Por abordar questões relacionadas com a identidade dos EUA (tio Sam) num jogo implícito com o nome de uma personagem que, ao longo da peça, parece sempre não saber quem é, justificando a sua existência em função dos outros: “Sou o marido da Jo e o dono desta casa”, diz Sam, quando questionado sobre que é. Ou quando a morte da mulher se aproxima cada vez mais e ele lhe diz que sem ela “não existe”.
Para Álvaro Correia, existe “uma espécie de perda de identidade (…) em substrato na peça toda”, que é uma espécie de espelho do que é “América ou o que são os valores democráticos do Ocidente”, que “tanto tentamos impingir a toda a gente, mas que estamos a ver dentro daquilo que é o nosso enquadramento, quer europeu quer americano, que estão a ser postos em causa cada vez mais”.
A título de exemplo, cita o ressurgimento de Donald Trump e as próximas eleições legislativas em Portugal, “tão polarizadas, como nunca tivemos” e, ao mesmo tempo, “tão indefinidas do que pode vir a acontecer”.
Em tempos, pensou-se “que pior não seria possível e hoje vemos que é”.

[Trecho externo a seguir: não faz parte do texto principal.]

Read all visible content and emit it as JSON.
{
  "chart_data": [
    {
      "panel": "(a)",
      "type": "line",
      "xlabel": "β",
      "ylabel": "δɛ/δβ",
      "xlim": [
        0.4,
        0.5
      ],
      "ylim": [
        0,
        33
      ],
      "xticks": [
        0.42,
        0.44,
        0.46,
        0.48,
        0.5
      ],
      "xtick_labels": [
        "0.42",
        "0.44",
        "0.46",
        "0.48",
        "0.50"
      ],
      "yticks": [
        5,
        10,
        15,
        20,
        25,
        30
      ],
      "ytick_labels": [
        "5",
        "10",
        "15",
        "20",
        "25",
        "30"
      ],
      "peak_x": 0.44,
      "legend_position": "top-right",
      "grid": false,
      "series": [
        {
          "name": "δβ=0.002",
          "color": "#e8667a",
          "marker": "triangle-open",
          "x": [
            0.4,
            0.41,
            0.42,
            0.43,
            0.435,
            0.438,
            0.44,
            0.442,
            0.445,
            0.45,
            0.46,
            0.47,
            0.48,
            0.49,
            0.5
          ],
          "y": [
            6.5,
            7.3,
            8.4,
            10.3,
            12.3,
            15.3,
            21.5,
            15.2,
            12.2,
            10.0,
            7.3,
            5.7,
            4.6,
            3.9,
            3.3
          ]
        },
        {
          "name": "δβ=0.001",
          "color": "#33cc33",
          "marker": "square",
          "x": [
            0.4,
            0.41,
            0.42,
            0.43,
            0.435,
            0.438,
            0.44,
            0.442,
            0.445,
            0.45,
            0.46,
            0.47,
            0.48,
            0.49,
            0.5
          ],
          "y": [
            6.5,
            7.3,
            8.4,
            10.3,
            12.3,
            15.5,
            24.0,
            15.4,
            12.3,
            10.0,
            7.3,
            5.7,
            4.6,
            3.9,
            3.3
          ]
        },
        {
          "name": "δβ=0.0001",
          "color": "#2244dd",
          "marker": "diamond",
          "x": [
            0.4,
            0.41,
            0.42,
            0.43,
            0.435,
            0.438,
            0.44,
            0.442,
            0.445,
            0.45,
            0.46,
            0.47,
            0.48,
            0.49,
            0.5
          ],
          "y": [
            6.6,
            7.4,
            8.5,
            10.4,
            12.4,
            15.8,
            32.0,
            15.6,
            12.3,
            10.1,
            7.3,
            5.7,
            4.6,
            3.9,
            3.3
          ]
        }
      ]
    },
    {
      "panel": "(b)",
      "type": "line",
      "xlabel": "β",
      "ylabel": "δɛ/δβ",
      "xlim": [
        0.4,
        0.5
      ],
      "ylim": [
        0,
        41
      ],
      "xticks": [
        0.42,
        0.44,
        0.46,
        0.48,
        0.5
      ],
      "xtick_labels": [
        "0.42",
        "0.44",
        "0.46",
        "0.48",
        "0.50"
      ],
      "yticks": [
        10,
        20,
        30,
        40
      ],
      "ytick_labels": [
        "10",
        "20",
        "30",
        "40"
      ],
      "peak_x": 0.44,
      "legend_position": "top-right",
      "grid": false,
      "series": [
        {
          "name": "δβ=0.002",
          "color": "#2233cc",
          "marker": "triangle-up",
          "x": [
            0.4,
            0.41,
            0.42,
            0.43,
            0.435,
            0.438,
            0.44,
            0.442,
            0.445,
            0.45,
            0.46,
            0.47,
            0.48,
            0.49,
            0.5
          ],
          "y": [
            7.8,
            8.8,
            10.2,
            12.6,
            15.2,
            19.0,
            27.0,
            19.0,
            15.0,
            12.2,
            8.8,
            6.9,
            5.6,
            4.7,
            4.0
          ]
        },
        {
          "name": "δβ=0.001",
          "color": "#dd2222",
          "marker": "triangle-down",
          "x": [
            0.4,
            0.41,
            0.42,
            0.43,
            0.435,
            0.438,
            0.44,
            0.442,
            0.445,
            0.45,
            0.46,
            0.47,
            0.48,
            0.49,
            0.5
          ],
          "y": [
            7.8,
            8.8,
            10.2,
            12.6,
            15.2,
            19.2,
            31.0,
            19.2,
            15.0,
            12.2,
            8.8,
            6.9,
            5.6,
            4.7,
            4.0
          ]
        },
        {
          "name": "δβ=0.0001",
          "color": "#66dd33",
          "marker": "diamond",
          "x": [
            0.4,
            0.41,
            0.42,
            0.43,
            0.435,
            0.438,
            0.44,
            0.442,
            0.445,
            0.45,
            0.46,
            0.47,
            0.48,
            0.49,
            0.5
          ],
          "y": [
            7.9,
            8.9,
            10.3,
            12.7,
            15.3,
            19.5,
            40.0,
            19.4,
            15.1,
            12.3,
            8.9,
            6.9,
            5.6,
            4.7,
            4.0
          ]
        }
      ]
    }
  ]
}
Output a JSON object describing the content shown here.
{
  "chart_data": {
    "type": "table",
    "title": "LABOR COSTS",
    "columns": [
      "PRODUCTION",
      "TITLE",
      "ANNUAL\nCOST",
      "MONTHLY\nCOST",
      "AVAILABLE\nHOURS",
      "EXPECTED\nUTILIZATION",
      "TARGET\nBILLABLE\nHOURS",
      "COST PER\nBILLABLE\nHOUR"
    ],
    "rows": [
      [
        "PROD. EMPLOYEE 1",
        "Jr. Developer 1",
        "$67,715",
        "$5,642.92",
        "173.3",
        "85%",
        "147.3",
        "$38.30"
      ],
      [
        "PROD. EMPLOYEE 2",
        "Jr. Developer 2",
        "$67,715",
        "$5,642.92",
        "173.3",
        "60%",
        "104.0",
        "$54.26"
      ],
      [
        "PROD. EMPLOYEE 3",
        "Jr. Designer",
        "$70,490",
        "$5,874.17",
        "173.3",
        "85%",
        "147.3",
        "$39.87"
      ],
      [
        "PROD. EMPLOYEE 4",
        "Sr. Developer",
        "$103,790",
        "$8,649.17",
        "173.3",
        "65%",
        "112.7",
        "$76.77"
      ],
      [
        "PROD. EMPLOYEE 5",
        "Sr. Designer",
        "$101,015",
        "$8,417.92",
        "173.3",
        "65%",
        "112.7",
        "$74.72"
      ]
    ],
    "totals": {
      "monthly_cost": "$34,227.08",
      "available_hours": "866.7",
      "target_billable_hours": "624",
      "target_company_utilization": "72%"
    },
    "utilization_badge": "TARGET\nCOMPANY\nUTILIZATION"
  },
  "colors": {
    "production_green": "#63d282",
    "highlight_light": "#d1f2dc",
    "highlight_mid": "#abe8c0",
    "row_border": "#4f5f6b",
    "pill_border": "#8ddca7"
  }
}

Para Álvaro Correia, a riqueza dos textos de Edward Albee reside não apenas nas questões políticas que aborda, como nas que aqui se levantam: “Quem sou, como me exerço e depois também a questão da morte, como nós lidamos com a morte”, um tema com que “a nossa sociedade não sabe lidar”.
Uma das novidades neste texto do Albee, na altura, reside no facto de, com frequência, as personagens interpelarem os espectadores, não para que estes decidam o que quer que seja, mas para que sejam “coenvolvidos” na ação, “criarem uma cumplicidade, quase como se fossem uma nona personagem”.
Ajudar Jo a morrer, a fazer “essa passagem” e, sobretudo, confrontar Sam com aquilo que é a morte e aquilo que são os direitos, é o propósito de Elizabeth, a senhora de Dubuque, nome de uma cidade norte-americana na fronteira entre três estados, uma personagem que, nas palavras de Álvaro Correia, remete para a deusa grega Hécate, tal como Oscar remete para Hades, denunciando a importância que a tragédia grega assume na escrita do autor de “Zoo story”.
“A senhora de Dubuque” é uma coprodução do Teatro da Trindade INATEL com a Cultuproject, vai estar em cena até 21 de abril, na sala Carmen Dolores, com récitas de quarta-feira a sábado, às 21:00, e, ao domingo, às 16:30.
Com tradução de João Paulo Esteves da Silva, o espectáculo tem cenografia de Nuno Carinhas e desenho de luz de Manuel Abrantes. Na assistência de encenação está Bruno Soares Nogueira.
Na véspera da estreia, haverá um ensaio solidário, com a receita da bilheteira a reverter, na totalidade, para a instituição Mansarda. No dia 17 de março, no final da sessão, haverá um conversa com o público.